Freedom

Picture this: you’ve been kept prisoner in a country far away; your children have been taken away from you; you’ve been enslaved and bullied and oppressed. But now you’re free! You’re on your way to your own country. And what do you get? Ten commandments! … Okay … So you’re free at last, and then someone comes up with: thou shalt not this and thou shalt not that. You were so not in the mood for that!
But seriously, just exactly how did you imagine your freedom? Freedom as such is nothing, it’s an empty shell. Freedom without a plan, without a purpose is like a dog let loose in a butcher shop. Maybe the only advantage of being enslaved could be this: that you don’t have to think about these matters yourself. The prison guard tells you what you can’t and can do. The dictator tells you what to think and to believe.
But when you’re free you have to figure that out for yourself. And it is not only your right but also your duty to organize your life. It’s your obligation, your own responsibility to determine your own values and goals in a way that it somehow all makes sense. Because otherwise there will be little meaning or fulfillment in the end. You will end up like that dog in the butcher shop, nauseated and pretty wasted. Freedom without structure or decent plan ends up in chaos.
The people that just got liberated and is now on the way home, however, is not in the mood at all for such planning and organizing. They just want to resume their life the way it was before they went to the land of Egypt.
But wait a sec, was that life really so great to begin with?
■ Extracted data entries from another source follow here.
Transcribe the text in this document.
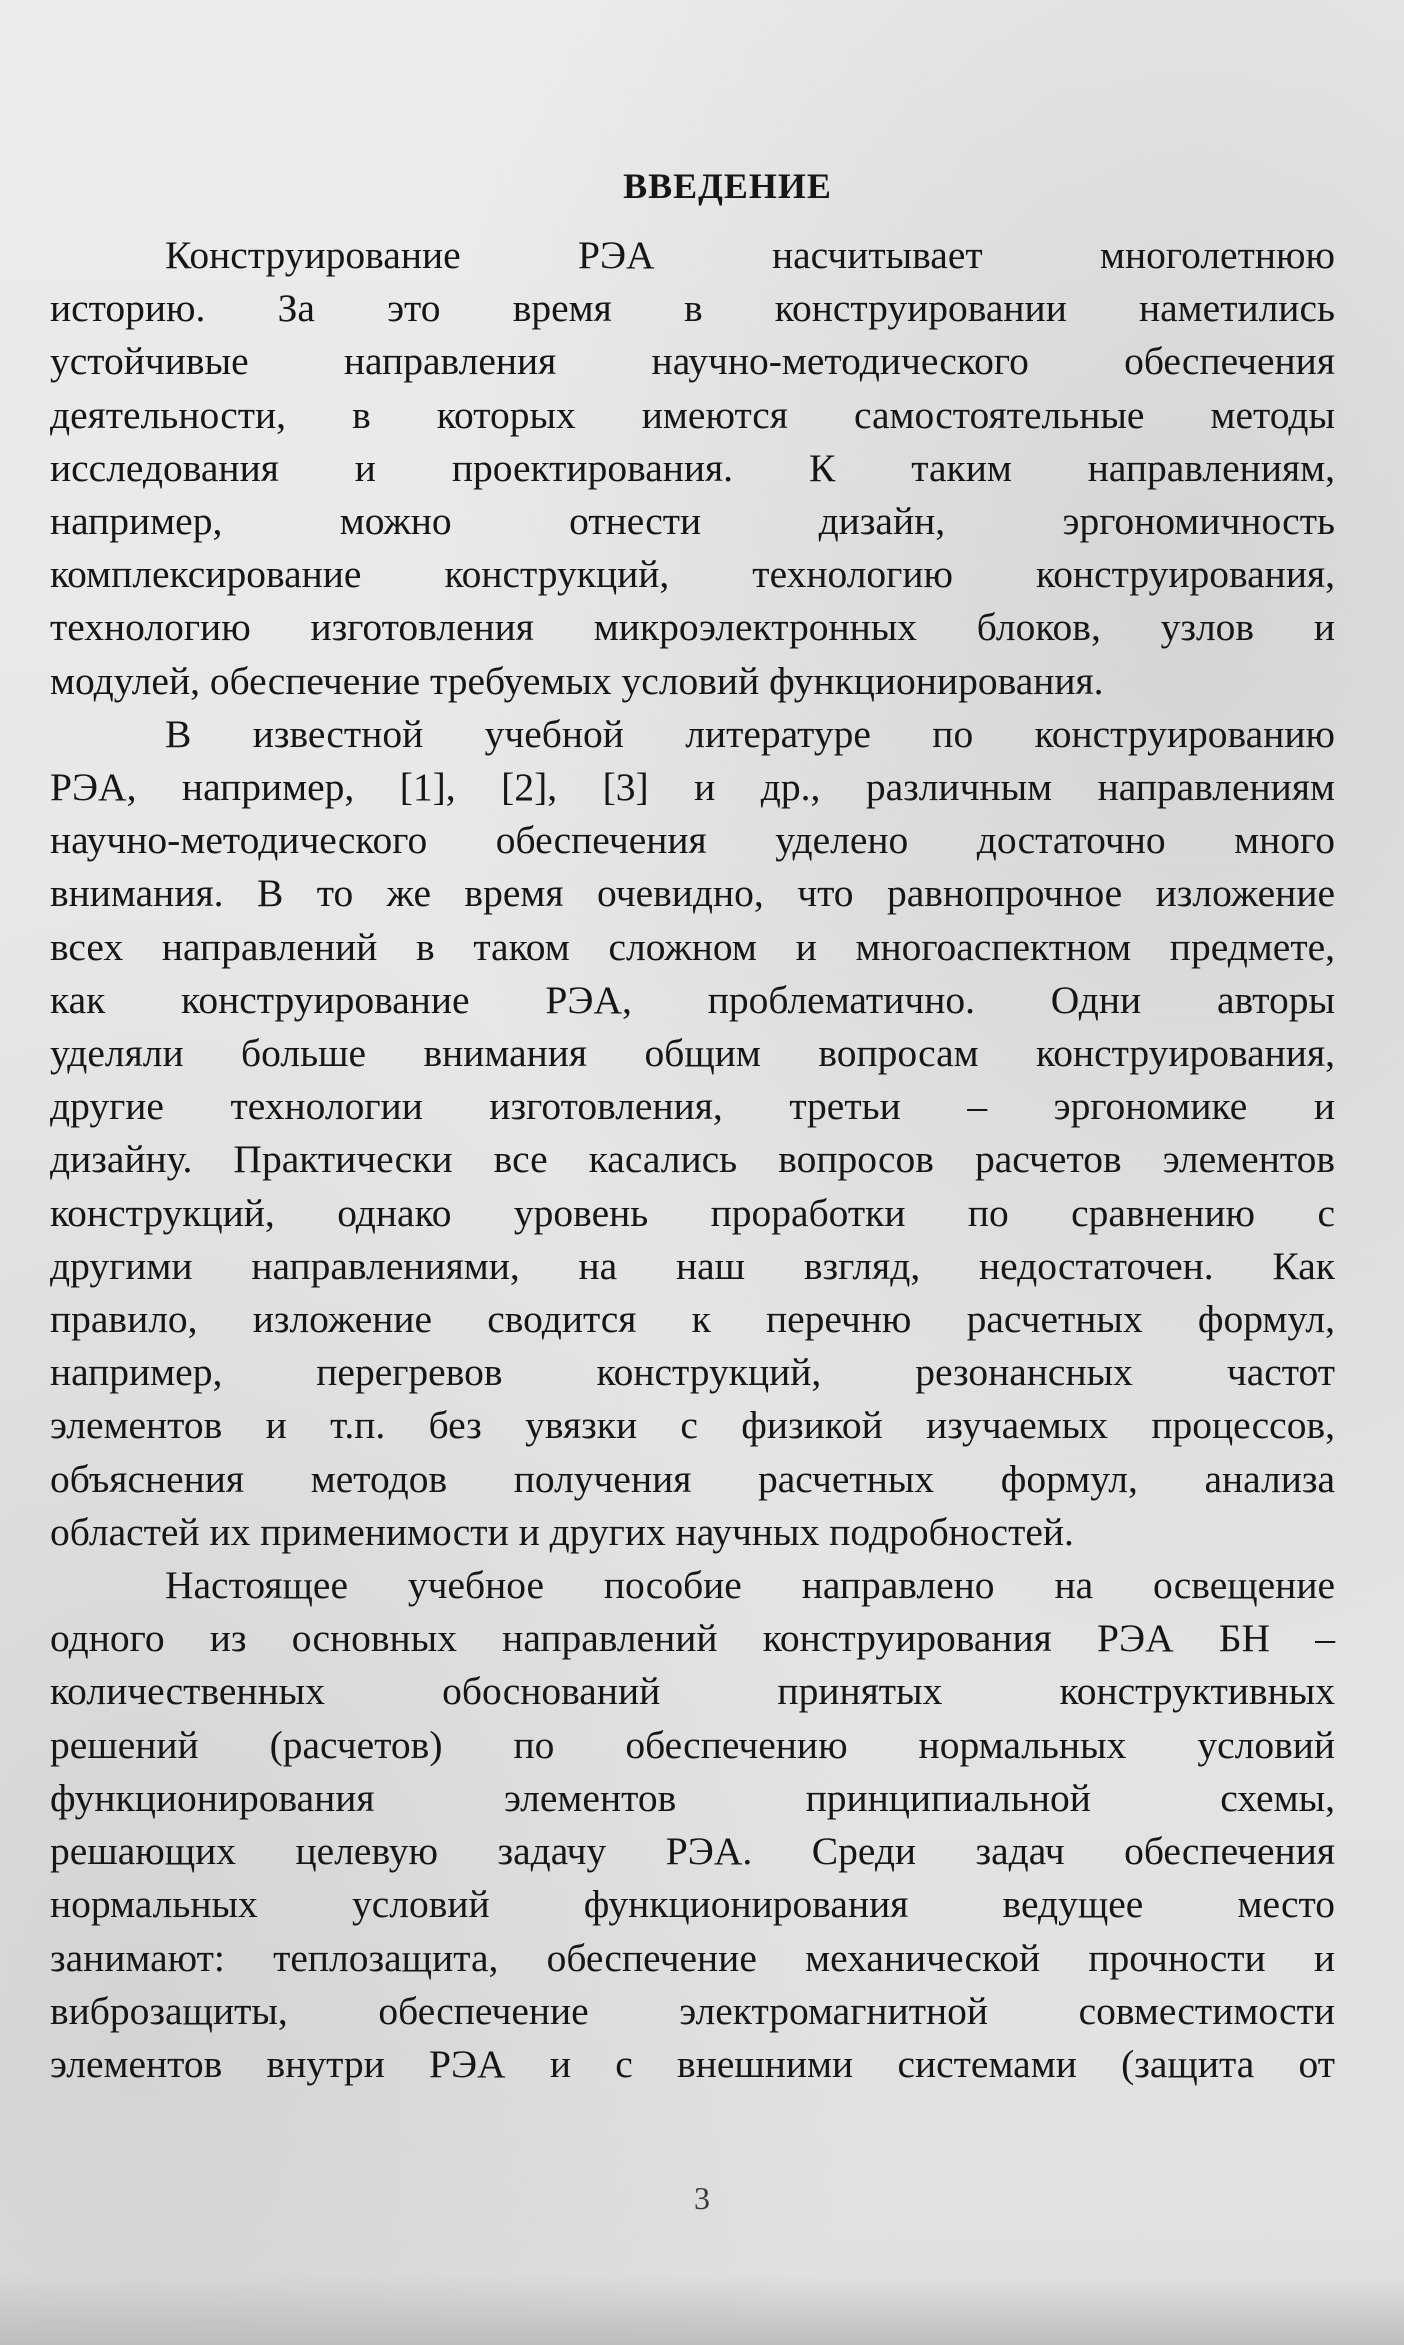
ВВЕДЕНИЕ

Конструирование РЭА насчитывает многолетнюю
историю. За это время в конструировании наметились
устойчивые направления научно-методического обеспечения
деятельности, в которых имеются самостоятельные методы
исследования и проектирования. К таким направлениям,
например, можно отнести дизайн, эргономичность
комплексирование конструкций, технологию конструирования,
технологию изготовления микроэлектронных блоков, узлов и
модулей, обеспечение требуемых условий функционирования.

В известной учебной литературе по конструированию
РЭА, например, [1], [2], [3] и др., различным направлениям
научно-методического обеспечения уделено достаточно много
внимания. В то же время очевидно, что равнопрочное изложение
всех направлений в таком сложном и многоаспектном предмете,
как конструирование РЭА, проблематично. Одни авторы
уделяли больше внимания общим вопросам конструирования,
другие технологии изготовления, третьи – эргономике и
дизайну. Практически все касались вопросов расчетов элементов
конструкций, однако уровень проработки по сравнению с
другими направлениями, на наш взгляд, недостаточен. Как
правило, изложение сводится к перечню расчетных формул,
например, перегревов конструкций, резонансных частот
элементов и т.п. без увязки с физикой изучаемых процессов,
объяснения методов получения расчетных формул, анализа
областей их применимости и других научных подробностей.

Настоящее учебное пособие направлено на освещение
одного из основных направлений конструирования РЭА БН –
количественных обоснований принятых конструктивных
решений (расчетов) по обеспечению нормальных условий
функционирования элементов принципиальной схемы,
решающих целевую задачу РЭА. Среди задач обеспечения
нормальных условий функционирования ведущее место
занимают: теплозащита, обеспечение механической прочности и
виброзащиты, обеспечение электромагнитной совместимости
элементов внутри РЭА и с внешними системами (защита от

3
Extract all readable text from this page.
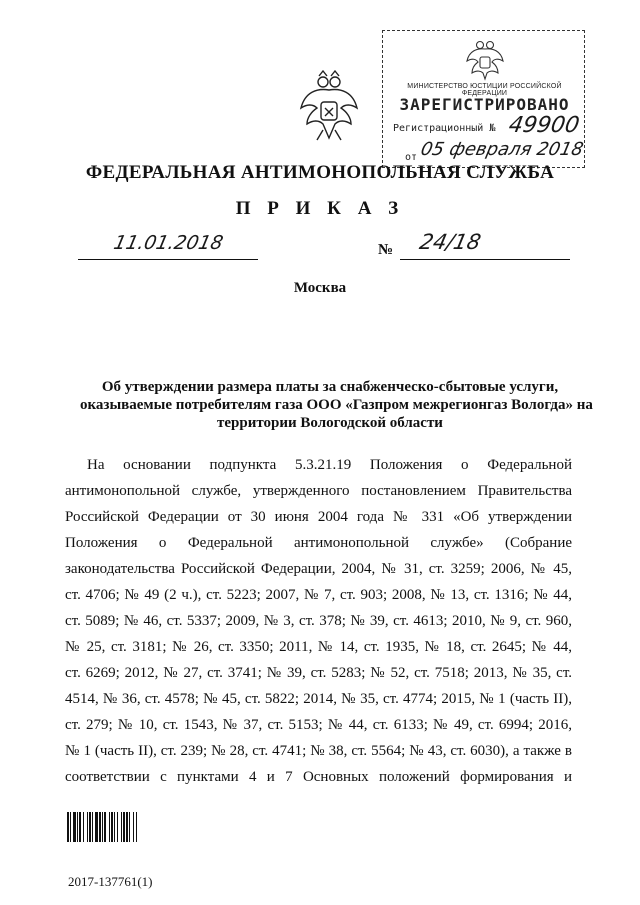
МИНИСТЕРСТВО ЮСТИЦИИ РОССИЙСКОЙ ФЕДЕРАЦИИ
ЗАРЕГИСТРИРОВАНО
Регистрационный № 49900
от 05 февраля 2018
ФЕДЕРАЛЬНАЯ АНТИМОНОПОЛЬНАЯ СЛУЖБА
П Р И К А З
11.01.2018	№ 24/18
Москва
Об утверждении размера платы за снабженческо-сбытовые услуги,
оказываемые потребителям газа ООО «Газпром межрегионгаз Вологда» на
территории Вологодской области
На основании подпункта 5.3.21.19 Положения о Федеральной
антимонопольной службе, утвержденного постановлением Правительства
Российской Федерации от 30 июня 2004 года № 331 «Об утверждении
Положения о Федеральной антимонопольной службе» (Собрание
законодательства Российской Федерации, 2004, № 31, ст. 3259; 2006, № 45,
ст. 4706; № 49 (2 ч.), ст. 5223; 2007, № 7, ст. 903; 2008, № 13, ст. 1316; № 44,
ст. 5089; № 46, ст. 5337; 2009, № 3, ст. 378; № 39, ст. 4613; 2010, № 9, ст. 960,
№ 25, ст. 3181; № 26, ст. 3350; 2011, № 14, ст. 1935, № 18, ст. 2645; № 44,
ст. 6269; 2012, № 27, ст. 3741; № 39, ст. 5283; № 52, ст. 7518; 2013, № 35, ст.
4514, № 36, ст. 4578; № 45, ст. 5822; 2014, № 35, ст. 4774; 2015, № 1 (часть II),
ст. 279; № 10, ст. 1543, № 37, ст. 5153; № 44, ст. 6133; № 49, ст. 6994; 2016,
№ 1 (часть II), ст. 239; № 28, ст. 4741; № 38, ст. 5564; № 43, ст. 6030), а также в
соответствии с пунктами 4 и 7 Основных положений формирования и
2017-137761(1)
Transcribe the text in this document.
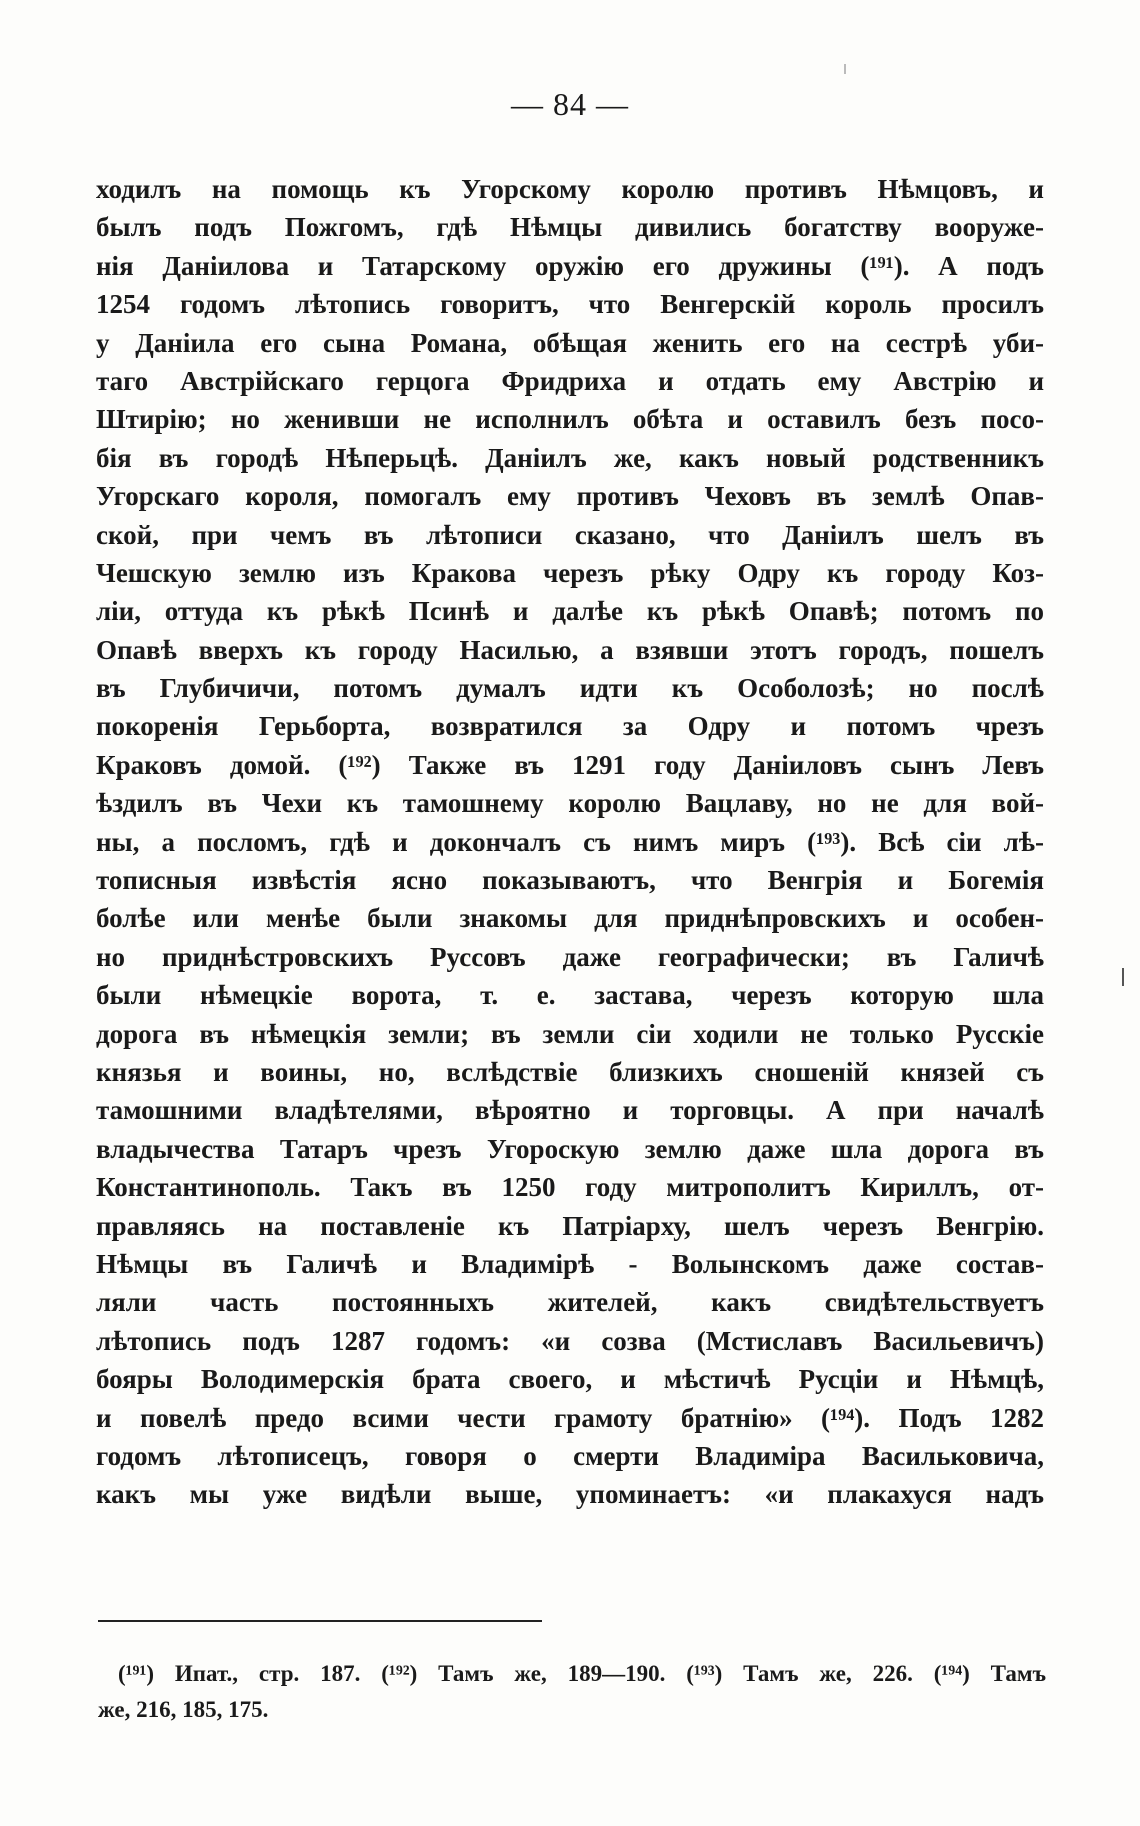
— 84 —
ходилъ на помощь къ Угорскому королю противъ Нѣмцовъ, и
былъ подъ Пожгомъ, гдѣ Нѣмцы дивились богатству вооруже-
нія Даніилова и Татарскому оружію его дружины (¹⁹¹). А подъ
1254 годомъ лѣтопись говоритъ, что Венгерскій король просилъ
у Даніила его сына Романа, обѣщая женить его на сестрѣ уби-
таго Австрійскаго герцога Фридриха и отдать ему Австрію и
Штирію; но женивши не исполнилъ обѣта и оставилъ безъ посо-
бія въ городѣ Нѣперьцѣ. Даніилъ же, какъ новый родственникъ
Угорскаго короля, помогалъ ему противъ Чеховъ въ землѣ Опав-
ской, при чемъ въ лѣтописи сказано, что Даніилъ шелъ въ
Чешскую землю изъ Кракова черезъ рѣку Одру къ городу Коз-
ліи, оттуда къ рѣкѣ Псинѣ и далѣе къ рѣкѣ Опавѣ; потомъ по
Опавѣ вверхъ къ городу Насилью, а взявши этотъ городъ, пошелъ
въ Глубичичи, потомъ думалъ идти къ Особолозѣ; но послѣ
покоренія Герьборта, возвратился за Одру и потомъ чрезъ
Краковъ домой. (¹⁹²) Также въ 1291 году Даніиловъ сынъ Левъ
ѣздилъ въ Чехи къ тамошнему королю Вацлаву, но не для вой-
ны, а посломъ, гдѣ и докончалъ съ нимъ миръ (¹⁹³). Всѣ сіи лѣ-
тописныя извѣстія ясно показываютъ, что Венгрія и Богемія
болѣе или менѣе были знакомы для приднѣпровскихъ и особен-
но приднѣстровскихъ Руссовъ даже географически; въ Галичѣ
были нѣмецкіе ворота, т. е. застава, черезъ которую шла
дорога въ нѣмецкія земли; въ земли сіи ходили не только Русскіе
князья и воины, но, вслѣдствіе близкихъ сношеній князей съ
тамошними владѣтелями, вѣроятно и торговцы. А при началѣ
владычества Татаръ чрезъ Угороскую землю даже шла дорога въ
Константинополь. Такъ въ 1250 году митрополитъ Кириллъ, от-
правляясь на поставленіе къ Патріарху, шелъ черезъ Венгрію.
Нѣмцы въ Галичѣ и Владимірѣ - Волынскомъ даже состав-
ляли часть постоянныхъ жителей, какъ свидѣтельствуетъ
лѣтопись подъ 1287 годомъ: «и созва (Мстиславъ Васильевичъ)
бояры Володимерскія брата своего, и мѣстичѣ Русціи и Нѣмцѣ,
и повелѣ предо всими чести грамоту братнію» (¹⁹⁴). Подъ 1282
годомъ лѣтописецъ, говоря о смерти Владиміра Васильковича,
какъ мы уже видѣли выше, упоминаетъ: «и плакахуся надъ
(¹⁹¹) Ипат., стр. 187. (¹⁹²) Тамъ же, 189—190. (¹⁹³) Тамъ же, 226. (¹⁹⁴) Тамъ
же, 216, 185, 175.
Oh yes, some truly wonderful things happened, but there were also things one can hardly be proud of: one brother killing the other; the hubris of building that tower of Babel; Sodom en Gomorrah; Jacob with his whole schemes of betrayal; and then Jacob’s sons who sell off their youngest brother and then tell their father his beloved son is dead.
It’s a long, long list of lies and betrayal and envy and theft and shame… and that’s the life they want to go back to? I can’t with all my wits comprehend that God would have freed them from slavery for that!
When Moses receives the ten commandments on the mountain, it’s not just something that happens out of the blue. It’s the conclusion of a long and serious debate between Moses and God. Because they both worry about that people down in the valley. Both God and Moses know that this regained freedom needs to be structured, this people’s future needs to be planned and their society-to-be needs to be organized.
You don’t like being slandered or lied to? So then agree that no one will slander, lie or give false evidence. You don’t want other people stealing you’re partner away from you, or your child or animal or property? Then don’t steal yourself, respect other peoples family, respect their loved ones and their belongings.
Don’t work all the time. Take a break; take time to breathe and to rest, to enjoy and to celebrate, and grant your employees, your cattle and your land the time to rest and to recuperate. Let there be respect and trust and dignity between parents and children, only that will keep them together as a loving family for a lifetime.
That’s what these ten golden rules are meant for, not to confine us but to help us build a life that is truly worth living and to build up a world we might well call a land of milk and honey.